Where connection gets committed to.
Home
The home screen inverts how social feeds usually rank attention — no broadcasts, no follower counts. The feed surfaces activities the athlete has already joined and friend requests waiting for action.

Activities
Athletes create or join low-stakes events with one tap. Sport is optional — the tested list included a pastry class and a tango class alongside the volleyball.

Where presence is enough.
Three flows, no more. The watch never tries to be the phone — only the interactions that genuinely belong on a wrist.
Hold nearby
Two athletes tap watches and exchange contact details — no usernames, no QR codes, no typing.

Friend request
Confirmed on the wrist, while both athletes are still in the same room — closing the loop in seconds.

Quick reply
One-tap responses keep short exchanges on the wrist. Anything longer kicks the conversation back to the phone.
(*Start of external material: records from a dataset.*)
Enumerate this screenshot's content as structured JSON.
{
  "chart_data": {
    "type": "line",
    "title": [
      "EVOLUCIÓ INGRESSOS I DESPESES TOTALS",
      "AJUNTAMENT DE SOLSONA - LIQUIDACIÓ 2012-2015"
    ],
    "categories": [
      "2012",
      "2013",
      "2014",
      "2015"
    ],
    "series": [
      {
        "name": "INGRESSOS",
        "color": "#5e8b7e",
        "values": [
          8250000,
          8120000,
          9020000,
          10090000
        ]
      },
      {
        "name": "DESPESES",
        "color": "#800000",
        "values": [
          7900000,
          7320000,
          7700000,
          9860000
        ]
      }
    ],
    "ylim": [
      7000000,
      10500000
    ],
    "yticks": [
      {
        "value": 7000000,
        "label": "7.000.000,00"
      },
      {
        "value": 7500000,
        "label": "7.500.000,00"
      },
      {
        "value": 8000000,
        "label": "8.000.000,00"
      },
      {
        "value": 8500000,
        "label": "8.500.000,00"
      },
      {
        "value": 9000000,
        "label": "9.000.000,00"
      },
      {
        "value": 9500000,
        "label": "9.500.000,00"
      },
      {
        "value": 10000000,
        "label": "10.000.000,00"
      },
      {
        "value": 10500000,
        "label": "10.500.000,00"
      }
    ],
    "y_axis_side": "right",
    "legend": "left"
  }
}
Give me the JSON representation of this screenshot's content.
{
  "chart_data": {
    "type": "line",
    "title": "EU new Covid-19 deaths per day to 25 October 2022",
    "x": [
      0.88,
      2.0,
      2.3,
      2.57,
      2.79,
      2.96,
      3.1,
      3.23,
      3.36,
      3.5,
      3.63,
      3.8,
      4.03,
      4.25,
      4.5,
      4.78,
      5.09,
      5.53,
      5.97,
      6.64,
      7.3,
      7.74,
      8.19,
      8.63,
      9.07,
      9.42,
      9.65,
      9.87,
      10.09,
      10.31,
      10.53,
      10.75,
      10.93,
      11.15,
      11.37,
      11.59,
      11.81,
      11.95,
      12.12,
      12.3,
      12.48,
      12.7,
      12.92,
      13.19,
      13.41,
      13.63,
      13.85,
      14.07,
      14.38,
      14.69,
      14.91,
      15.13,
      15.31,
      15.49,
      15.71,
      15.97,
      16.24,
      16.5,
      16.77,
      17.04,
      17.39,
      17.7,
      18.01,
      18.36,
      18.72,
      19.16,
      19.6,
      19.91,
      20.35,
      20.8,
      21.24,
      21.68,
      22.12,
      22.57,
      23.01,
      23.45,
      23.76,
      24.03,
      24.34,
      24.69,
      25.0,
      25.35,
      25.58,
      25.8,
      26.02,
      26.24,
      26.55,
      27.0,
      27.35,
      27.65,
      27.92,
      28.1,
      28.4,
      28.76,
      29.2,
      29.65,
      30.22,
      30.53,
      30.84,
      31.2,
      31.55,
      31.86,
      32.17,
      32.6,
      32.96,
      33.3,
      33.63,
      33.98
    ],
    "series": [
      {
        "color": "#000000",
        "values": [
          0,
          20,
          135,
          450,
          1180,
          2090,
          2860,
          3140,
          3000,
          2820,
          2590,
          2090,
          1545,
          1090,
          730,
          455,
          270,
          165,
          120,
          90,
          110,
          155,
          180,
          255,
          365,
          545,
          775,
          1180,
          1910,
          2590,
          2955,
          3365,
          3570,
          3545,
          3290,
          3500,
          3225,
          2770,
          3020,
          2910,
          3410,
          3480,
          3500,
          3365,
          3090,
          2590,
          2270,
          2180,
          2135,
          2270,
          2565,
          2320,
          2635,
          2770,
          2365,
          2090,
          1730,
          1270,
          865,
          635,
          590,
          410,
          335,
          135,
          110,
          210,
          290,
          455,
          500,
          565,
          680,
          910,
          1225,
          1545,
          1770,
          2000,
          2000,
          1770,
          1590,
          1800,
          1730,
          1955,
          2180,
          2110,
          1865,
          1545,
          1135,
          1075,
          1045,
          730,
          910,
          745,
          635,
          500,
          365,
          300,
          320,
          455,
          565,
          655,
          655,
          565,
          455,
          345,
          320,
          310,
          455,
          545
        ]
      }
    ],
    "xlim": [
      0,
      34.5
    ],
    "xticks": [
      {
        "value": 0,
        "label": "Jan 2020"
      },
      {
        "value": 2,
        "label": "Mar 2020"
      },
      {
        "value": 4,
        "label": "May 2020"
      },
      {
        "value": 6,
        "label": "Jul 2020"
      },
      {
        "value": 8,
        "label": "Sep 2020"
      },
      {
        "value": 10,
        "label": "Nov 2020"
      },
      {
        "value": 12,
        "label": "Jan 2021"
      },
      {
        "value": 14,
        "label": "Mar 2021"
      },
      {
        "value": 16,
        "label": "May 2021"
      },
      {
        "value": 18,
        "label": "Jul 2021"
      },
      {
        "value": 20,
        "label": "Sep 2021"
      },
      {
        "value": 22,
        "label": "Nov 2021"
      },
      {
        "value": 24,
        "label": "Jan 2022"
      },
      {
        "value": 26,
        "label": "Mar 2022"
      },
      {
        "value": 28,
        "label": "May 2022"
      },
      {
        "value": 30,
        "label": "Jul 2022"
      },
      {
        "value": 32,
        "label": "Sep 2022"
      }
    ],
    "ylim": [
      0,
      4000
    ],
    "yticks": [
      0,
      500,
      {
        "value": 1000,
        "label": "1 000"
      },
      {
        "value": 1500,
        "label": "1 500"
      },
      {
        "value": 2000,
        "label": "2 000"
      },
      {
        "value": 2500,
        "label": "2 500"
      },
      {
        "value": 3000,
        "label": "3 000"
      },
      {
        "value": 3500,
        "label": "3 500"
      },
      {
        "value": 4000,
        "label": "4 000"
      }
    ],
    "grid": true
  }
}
Four rounds of users. SUS climbed each pass.
Four rounds across the build: paper, mid-fi, and two passes on the interactive high-fidelity prototype. Each used Think Aloud, a SUS survey, and a freestyle interview, with a heuristic evaluation before the user rounds began.
The biggest gain came between Hi-fi 1 and Hi-fi 2. Real interactions exposed friction the static prototype had hidden — we hadn’t designed onboarding, and users were lost in the first thirty seconds. We built one for Hi-fi 2 and the score climbed again.
What stayed with us.
Designing for rest — for the spaces between events, between cultures, between conversations — turned out to be a different discipline from designing for engagement. Most social products optimise for time-in-app. The Olympic athletes we spoke with were already time-poor; what they wanted was a product that disappeared as soon as it had done its job.
We didn’t test with actual Olympic athletes; we recruited around their proxies — university-level competitive athletes across an age range mirroring the Olympic spread. Our colour system leans Swedish blue-and-yellow more by accident than choice, something a couple of testers pointed out and we couldn’t unsee. And the watch-tap interaction, the part we were proudest of, is the part we have the least real-world data on.
We had to learn to subtract before adding. The final prototype isn’t loud, and that’s precisely the point.